4) Le sénat devrait alors être envisagé comme un moyen d’élargir et d’ouvrir davantage la représentation nationale aux plus de vingt millions de citoyens qui peuplent désormais la Côte d’Ivoire, et non comme une rente due à une partie de l’élite politique dont on voudrait s’épargner des attitudes boudeuses et frondeuses. La Côte d’Ivoire devrait être la patrie des jeunes sénateurs, des sénatrices, comme des sénateurs d’expérience.
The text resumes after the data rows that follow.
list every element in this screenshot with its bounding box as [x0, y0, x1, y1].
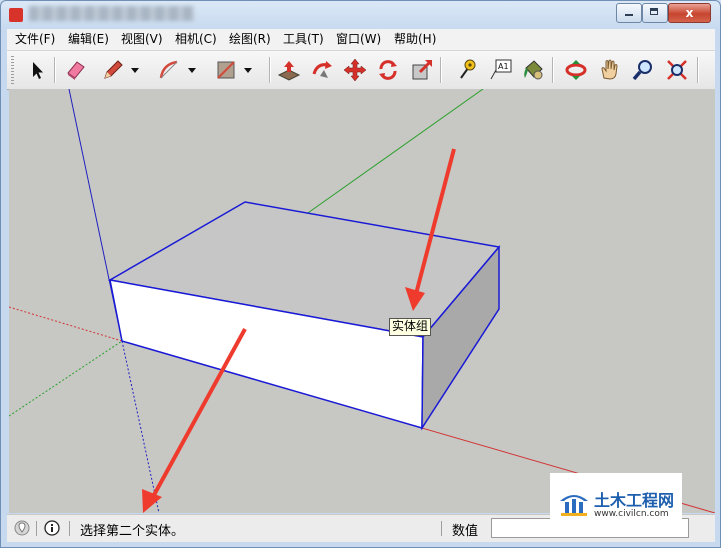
rectangle-dropdown[interactable] — [241, 56, 255, 84]
watermark-logo: 土木工程网 www.civilcn.com — [550, 473, 682, 531]
zoom-extents-icon — [667, 60, 687, 80]
modeling-viewport[interactable]: 实体组 — [9, 89, 715, 513]
eraser-tool-button[interactable] — [62, 56, 90, 84]
text-label-icon: A1 — [490, 59, 512, 80]
civil-engineering-logo-icon — [560, 495, 588, 516]
main-toolbar: A1 — [7, 50, 715, 90]
pan-hand-icon — [601, 59, 618, 80]
move-icon — [343, 58, 367, 82]
menu-tools[interactable]: 工具(T) — [283, 31, 324, 48]
menu-camera[interactable]: 相机(C) — [175, 31, 217, 48]
pencil-tool-button[interactable] — [99, 56, 127, 84]
toolbar-separator — [697, 57, 699, 83]
toolbar-separator — [440, 57, 442, 83]
scene-canvas[interactable] — [9, 89, 715, 513]
tape-measure-tool-button[interactable] — [452, 56, 480, 84]
text-tool-button[interactable]: A1 — [486, 56, 514, 84]
geo-location-icon[interactable] — [14, 520, 30, 536]
status-divider — [441, 521, 442, 536]
menu-draw[interactable]: 绘图(R) — [229, 31, 271, 48]
menu-window[interactable]: 窗口(W) — [336, 31, 381, 48]
follow-me-icon — [312, 61, 332, 78]
status-divider — [36, 521, 37, 536]
close-button[interactable]: x — [668, 3, 711, 23]
maximize-icon — [650, 8, 658, 15]
rotate-icon — [379, 60, 397, 80]
arc-icon — [159, 60, 178, 79]
pencil-icon — [104, 60, 123, 79]
chevron-down-icon — [131, 68, 139, 73]
pencil-dropdown[interactable] — [128, 56, 142, 84]
select-arrow-icon — [33, 62, 43, 79]
scale-icon — [412, 59, 433, 80]
title-bar[interactable]: x — [1, 1, 720, 28]
entity-tooltip: 实体组 — [389, 318, 432, 336]
zoom-extents-tool-button[interactable] — [663, 56, 691, 84]
chevron-down-icon — [188, 68, 196, 73]
follow-me-tool-button[interactable] — [308, 56, 336, 84]
app-icon — [9, 8, 23, 22]
arc-dropdown[interactable] — [185, 56, 199, 84]
rotate-tool-button[interactable] — [374, 56, 402, 84]
close-icon: x — [685, 6, 694, 20]
measurements-label: 数值 — [452, 524, 479, 539]
minimize-icon — [625, 14, 633, 16]
rectangle-icon — [217, 61, 235, 79]
instructor-info-icon[interactable] — [44, 520, 60, 536]
minimize-button[interactable] — [616, 3, 642, 23]
move-tool-button[interactable] — [341, 56, 369, 84]
status-divider — [69, 521, 70, 536]
tape-measure-icon — [460, 59, 476, 79]
menu-bar: 文件(F) 编辑(E) 视图(V) 相机(C) 绘图(R) 工具(T) 窗口(W… — [7, 29, 715, 50]
arc-tool-button[interactable] — [155, 56, 183, 84]
toolbar-separator — [54, 57, 56, 83]
green-axis-line — [304, 89, 484, 216]
maximize-button[interactable] — [642, 3, 668, 23]
toolbar-separator — [552, 57, 554, 83]
rectangle-tool-button[interactable] — [212, 56, 240, 84]
push-pull-tool-button[interactable] — [275, 56, 303, 84]
menu-view[interactable]: 视图(V) — [121, 31, 163, 48]
scale-tool-button[interactable] — [408, 56, 436, 84]
green-axis-dashed — [9, 340, 123, 417]
toolbar-grip[interactable] — [11, 56, 14, 84]
blue-axis-dashed — [121, 340, 160, 513]
watermark-url: www.civilcn.com — [594, 509, 669, 519]
toolbar-separator — [269, 57, 271, 83]
paint-bucket-tool-button[interactable] — [519, 56, 547, 84]
pan-tool-button[interactable] — [596, 56, 624, 84]
push-pull-icon — [277, 61, 301, 81]
red-axis-dashed — [9, 306, 123, 342]
zoom-magnifier-icon — [632, 60, 652, 81]
status-message: 选择第二个实体。 — [80, 524, 185, 539]
text-tool-glyph: A1 — [498, 62, 509, 71]
eraser-icon — [67, 61, 85, 80]
zoom-tool-button[interactable] — [629, 56, 657, 84]
select-tool-button[interactable] — [23, 56, 51, 84]
paint-bucket-icon — [524, 60, 543, 80]
orbit-tool-button[interactable] — [562, 56, 590, 84]
chevron-down-icon — [244, 68, 252, 73]
menu-help[interactable]: 帮助(H) — [394, 31, 436, 48]
menu-file[interactable]: 文件(F) — [15, 31, 55, 48]
menu-edit[interactable]: 编辑(E) — [68, 31, 109, 48]
orbit-icon — [565, 60, 587, 80]
window-title — [29, 6, 194, 21]
application-window: x 文件(F) 编辑(E) 视图(V) 相机(C) 绘图(R) 工具(T) 窗口… — [0, 0, 721, 548]
watermark-title: 土木工程网 — [594, 491, 675, 510]
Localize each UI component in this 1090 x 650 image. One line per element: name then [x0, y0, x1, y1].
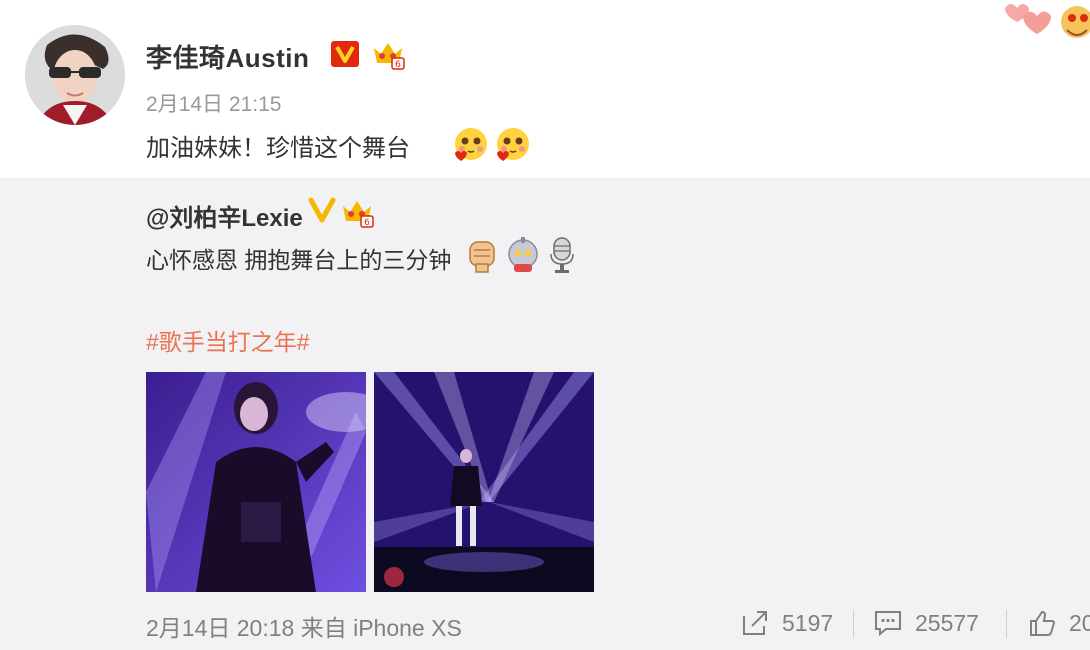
fist-emoji-icon: [469, 241, 495, 273]
share-count: 5197: [782, 609, 834, 636]
repost-author-name[interactable]: @刘柏辛Lexie: [146, 198, 303, 233]
repost-text: 心怀感恩 拥抱舞台上的三分钟: [146, 247, 452, 273]
divider: [853, 610, 854, 638]
verified-gold-v-icon: [308, 197, 336, 223]
robot-emoji-icon: [508, 237, 539, 272]
post-time[interactable]: 2月14日 21:15: [146, 88, 281, 118]
love-face-emoji-icon: [497, 128, 530, 161]
like-button[interactable]: 20: [1027, 606, 1090, 640]
vip-crown-icon: 6: [343, 201, 374, 228]
verified-red-v-icon: [331, 41, 359, 67]
svg-text:6: 6: [395, 60, 401, 70]
repost-emojis: [464, 236, 579, 274]
comment-button[interactable]: 25577: [873, 606, 979, 640]
topic-hashtag-link[interactable]: #歌手当打之年#: [146, 323, 310, 357]
share-button[interactable]: 5197: [740, 606, 833, 640]
post-text: 加油妹妹！珍惜这个舞台: [146, 135, 410, 162]
microphone-emoji-icon: [550, 237, 574, 273]
like-count: 20: [1069, 609, 1090, 636]
thumbs-up-icon: [1030, 610, 1056, 636]
divider: [1006, 610, 1007, 638]
share-icon: [743, 611, 767, 635]
love-face-emoji-icon: [455, 128, 487, 161]
comment-count: 25577: [915, 609, 979, 636]
concert-photo-singer-closeup[interactable]: [146, 372, 366, 592]
weibo-post: 李佳琦Austin 6 2月14日 21:15 加油妹妹！珍惜这个舞台 @刘柏辛: [0, 0, 1090, 650]
repost-footer-time[interactable]: 2月14日 20:18 来自 iPhone XS: [146, 609, 462, 643]
vip-crown-icon: 6: [374, 43, 405, 70]
concert-photo-stage-wide[interactable]: [374, 372, 594, 592]
author-name[interactable]: 李佳琦Austin: [146, 38, 309, 75]
post-emojis: [452, 125, 532, 163]
svg-text:6: 6: [364, 218, 370, 228]
author-avatar[interactable]: [25, 25, 125, 125]
heart-decoration-icon: [1005, 4, 1090, 38]
comment-icon: [875, 611, 901, 637]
Une patrie rassembleuse.

Telles sont, à mon sens, les conditions minimales d’une élévation du débat constitutionnel ivoirien en 2016. L’intérêt général sera sauf quand tous les protagonistes ne se demanderont plus ce qu’ils seront eux-mêmes, dans la Côte d’Ivoire de la troisième république, mais ce que la troisième république de Côte d’Ivoire doit être, objectivement pour tous, indépendamment du sort qui sera individuellement fait à chacun dans cette nouvelle Côte d’Ivoire. L’oubli de soi, pratiqué en politique au nom de la vérité et de la justice, contribue au salut de la chose publique, à la sauvegarde du Bien Commun, sans lequel nos existences individuelles sont purement vides de sens et privées d’espérance.

Faut-il rappeler pour conclure qu’aucune des lignes qui précèdent ne m’a été dictée par personne ? J’assume tout simplement ici encore, librement, ma responsabilité de citoyen adoptif de la république de Côte d’Ivoire et j’aspire à être discuté ou disputé comme tel. J’ai dit tout ce que je voulais dire et je suis prêt à me dédire si l’on me prouve que j’ai tort, ou à le redire s’il s’avère encore que j’ai raison.

[1] Carl Schmitt, Théorie de la Constitution, Paris, PUF 1993, p.135.